Increased error rates

Incident Report for cloud.gov

Postmortem

We've identified the root cause of the issue with the increased 500 error rates with S3 after engaging in an investigation into the issue with AWS.  At this time no more errors should be occurring and we’ve received no further reports of them either over the last couple of weeks.

Based on our investigation, we believe the errors and timeouts started occurring because the brokered S3 buckets in the platform exist in a large partition that could not efficiently process all of its keys during a lookup operation.  What this means is that S3 struggled with finding any given bucket in a short period of time, and would intermittently return a timeout error that resulted in the 500 response some customers were experiencing.

AWS has created child partitions that account for our bucket naming scheme so that we no longer have this issue with our existing buckets or any future buckets.

If anyone has any questions or concerns about this, or continues to experience 500 error responses from their S3 bucket(s), please reach out to us at support@cloud.gov.
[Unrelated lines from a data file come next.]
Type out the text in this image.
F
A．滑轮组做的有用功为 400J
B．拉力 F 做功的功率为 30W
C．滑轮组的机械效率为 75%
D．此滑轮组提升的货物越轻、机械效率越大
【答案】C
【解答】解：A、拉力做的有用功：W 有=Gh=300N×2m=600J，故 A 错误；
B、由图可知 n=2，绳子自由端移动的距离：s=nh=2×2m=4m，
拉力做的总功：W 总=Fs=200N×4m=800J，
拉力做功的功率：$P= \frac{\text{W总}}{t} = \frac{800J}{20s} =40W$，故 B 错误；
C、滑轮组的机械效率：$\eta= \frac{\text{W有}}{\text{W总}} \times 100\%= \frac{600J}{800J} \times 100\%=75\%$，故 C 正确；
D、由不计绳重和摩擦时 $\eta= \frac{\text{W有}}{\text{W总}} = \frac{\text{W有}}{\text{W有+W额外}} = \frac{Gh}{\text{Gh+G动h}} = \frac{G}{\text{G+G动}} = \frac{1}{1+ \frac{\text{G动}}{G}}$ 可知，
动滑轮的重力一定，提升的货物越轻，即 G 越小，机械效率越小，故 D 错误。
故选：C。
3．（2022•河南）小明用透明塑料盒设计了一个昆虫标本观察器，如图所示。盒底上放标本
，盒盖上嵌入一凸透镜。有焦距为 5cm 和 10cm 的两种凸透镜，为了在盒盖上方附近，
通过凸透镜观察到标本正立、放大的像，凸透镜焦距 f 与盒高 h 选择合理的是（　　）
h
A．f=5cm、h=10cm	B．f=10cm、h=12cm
Posted Jan 06, 2022 - 09:52 EST

Resolved

We've identified the root cause of the issue with the increased 500 error rates with S3 after engaging in an investigation into the issue with AWS. At this time no more errors should be occurring.
Posted Jan 06, 2022 - 09:51 EST

Monitoring

The increased error rate has subsided. We're continuing to monitor and work with AWS to ensure the issue is resolved.
Posted Dec 09, 2021 - 19:42 EST

Identified

We've identified an increased error rate in S3 as the likely cause the error response rate we're seeing, and have engaged AWS for additional support
Posted Dec 09, 2021 - 17:35 EST

Update

We are continuing to investigate this issue.
Posted Dec 09, 2021 - 17:33 EST

Investigating

We're seeing increased 5xx error rates across the platform and are investigating.
Posted Dec 09, 2021 - 16:39 EST
This incident affected: cloud.gov customer applications (Applications, Service - S3) and cloud.gov website.